I kid Into the Woods because I (do not) love Into the Woods.
First things first: Rob Marshall's new adaptation of Stephen Sondheim's classic stage musical was my introduction to this material. I have no background with the show, nor have I ever seen it acted out before now. I suspect that anyone who knows the show and sees this movie will either love it because they recognize the songs or will dislike it because Marshall's version of the Tony award-winning musical fails to capture what is special about it. I agree with the second part.
If you were to take a drink every time a character says or sings "in the woods" in this movie, you and at least two generations of your offspring would be dead of alcohol poisoning at about the 90 minute mark. I opened the review with a joke about it, but that's because it's completely accurate: the phrase is repeated so many times that it becomes Sideshow Bob stepping on the rakes, eventually inspiring laughter (though not on purpose) because there's just no other way to process it. And while I recognize that this particular criticism is more fairly pointed at the musical by Sondheim and James Lapine, it speaks to one of the major issues with the movie: it is endlessly repetitive. The sets, while impressive, all look the exact same. The characters each wear a single expression through the whole movie.

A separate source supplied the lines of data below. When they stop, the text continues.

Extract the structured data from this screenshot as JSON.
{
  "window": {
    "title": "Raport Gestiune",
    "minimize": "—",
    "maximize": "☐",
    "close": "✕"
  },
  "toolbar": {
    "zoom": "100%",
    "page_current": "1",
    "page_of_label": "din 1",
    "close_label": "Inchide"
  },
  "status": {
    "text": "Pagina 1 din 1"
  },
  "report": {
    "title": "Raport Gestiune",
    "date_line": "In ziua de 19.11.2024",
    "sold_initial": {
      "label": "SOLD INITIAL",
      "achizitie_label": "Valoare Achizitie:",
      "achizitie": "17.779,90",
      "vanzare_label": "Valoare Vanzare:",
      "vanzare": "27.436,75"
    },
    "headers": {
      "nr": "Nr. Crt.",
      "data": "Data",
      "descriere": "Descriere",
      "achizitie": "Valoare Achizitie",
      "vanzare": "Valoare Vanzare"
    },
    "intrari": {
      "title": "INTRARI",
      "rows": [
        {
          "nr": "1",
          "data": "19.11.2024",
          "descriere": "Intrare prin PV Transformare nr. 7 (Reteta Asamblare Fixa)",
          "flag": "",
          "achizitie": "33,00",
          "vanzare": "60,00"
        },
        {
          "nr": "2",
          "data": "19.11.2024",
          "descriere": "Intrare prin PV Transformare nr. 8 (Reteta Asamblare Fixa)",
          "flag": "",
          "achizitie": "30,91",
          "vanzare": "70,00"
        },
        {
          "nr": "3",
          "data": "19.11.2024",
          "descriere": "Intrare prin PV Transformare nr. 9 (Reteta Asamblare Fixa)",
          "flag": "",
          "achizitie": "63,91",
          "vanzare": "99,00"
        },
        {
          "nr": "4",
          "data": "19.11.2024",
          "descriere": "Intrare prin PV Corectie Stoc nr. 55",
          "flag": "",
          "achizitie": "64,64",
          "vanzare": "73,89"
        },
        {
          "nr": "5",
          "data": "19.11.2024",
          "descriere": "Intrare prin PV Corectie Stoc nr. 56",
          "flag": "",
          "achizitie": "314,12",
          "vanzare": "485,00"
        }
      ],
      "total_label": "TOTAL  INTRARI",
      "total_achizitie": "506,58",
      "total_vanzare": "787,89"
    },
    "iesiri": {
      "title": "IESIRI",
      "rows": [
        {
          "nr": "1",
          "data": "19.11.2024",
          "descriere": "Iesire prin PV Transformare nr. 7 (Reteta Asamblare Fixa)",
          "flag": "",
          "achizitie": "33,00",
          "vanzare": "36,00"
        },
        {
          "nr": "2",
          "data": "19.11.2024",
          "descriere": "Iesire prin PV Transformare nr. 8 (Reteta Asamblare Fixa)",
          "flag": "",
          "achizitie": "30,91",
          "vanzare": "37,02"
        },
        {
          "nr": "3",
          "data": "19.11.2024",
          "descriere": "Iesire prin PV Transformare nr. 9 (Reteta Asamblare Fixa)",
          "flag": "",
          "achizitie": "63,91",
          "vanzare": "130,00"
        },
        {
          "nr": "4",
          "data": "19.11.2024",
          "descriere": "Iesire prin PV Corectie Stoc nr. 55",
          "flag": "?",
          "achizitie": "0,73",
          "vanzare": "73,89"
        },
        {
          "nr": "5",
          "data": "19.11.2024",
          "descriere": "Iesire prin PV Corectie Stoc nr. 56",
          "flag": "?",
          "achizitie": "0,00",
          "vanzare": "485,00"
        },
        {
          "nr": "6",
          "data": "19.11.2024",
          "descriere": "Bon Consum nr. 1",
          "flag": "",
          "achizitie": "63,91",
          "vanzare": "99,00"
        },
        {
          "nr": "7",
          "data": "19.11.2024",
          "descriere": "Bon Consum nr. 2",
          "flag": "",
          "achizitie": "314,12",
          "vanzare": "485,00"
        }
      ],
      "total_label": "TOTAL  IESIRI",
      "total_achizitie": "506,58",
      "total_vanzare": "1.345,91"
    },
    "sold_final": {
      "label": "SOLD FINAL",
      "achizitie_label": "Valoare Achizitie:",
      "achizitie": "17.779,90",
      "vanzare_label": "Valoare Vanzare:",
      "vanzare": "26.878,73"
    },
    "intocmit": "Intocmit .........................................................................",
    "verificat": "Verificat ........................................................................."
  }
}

They don't really change at all, either; while the midpoint finds them (spoiler?) getting what they want, it's all casually upturned in the very next scene. On stage, that's solved with an intermission -- we understand that time has passed and the characters can return for Act II as changed people. On film, it contributes to the sense of total sameness that pervades every single scene. Into the Woods is one note being played again and again and again.

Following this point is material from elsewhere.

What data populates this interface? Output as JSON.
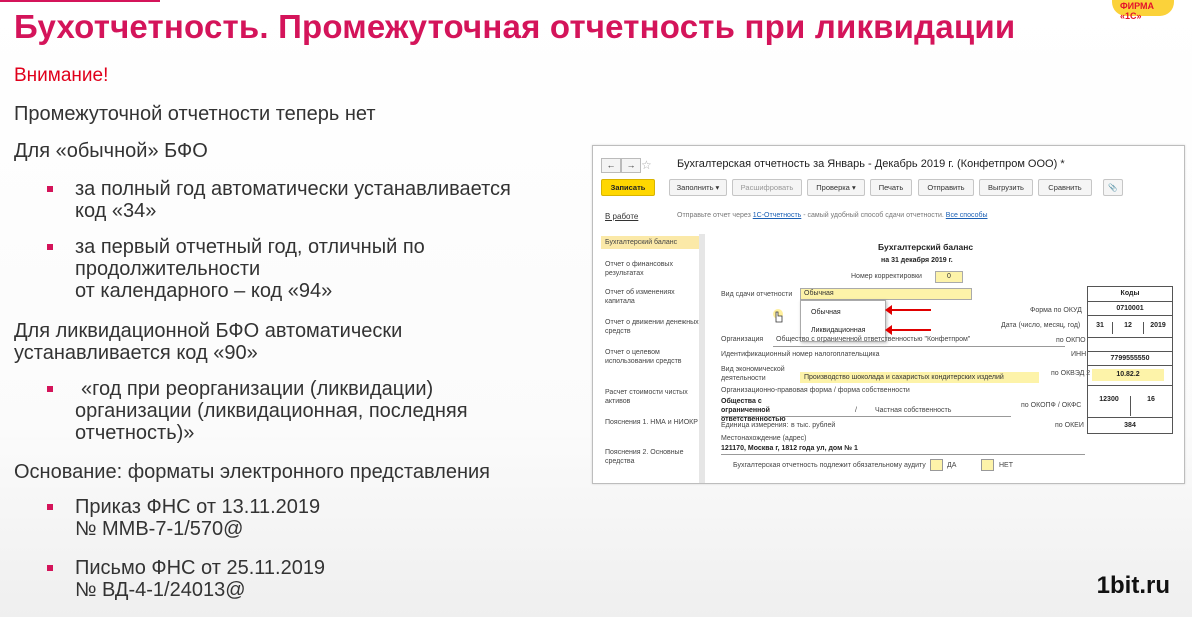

|This is the only face she makes|
And then there's Meryl Streep, who is good because she's Meryl Streep. She gets all the BIG moments in the movie and approaches them with the appropriate BIGNESS. She gets heavily made up in two totally different costumes (the second of which makes her look, as my wife pointed out, like a beautiful drag queen and will likely launch a thousand cosplays) and gets a couple of numbers that range from "nearly poignant" to "would-be show-stopping." But like almost everything else in the movie, Marshall doesn't know what to do with her or the performance except get out of the way, effectively robbing it of any weight. Her exit should be the moment at which the film reaches its emotional fever pitch (I could see exactly how it would play on the stage). Instead, it's limp -- shown but not felt, same as the rest.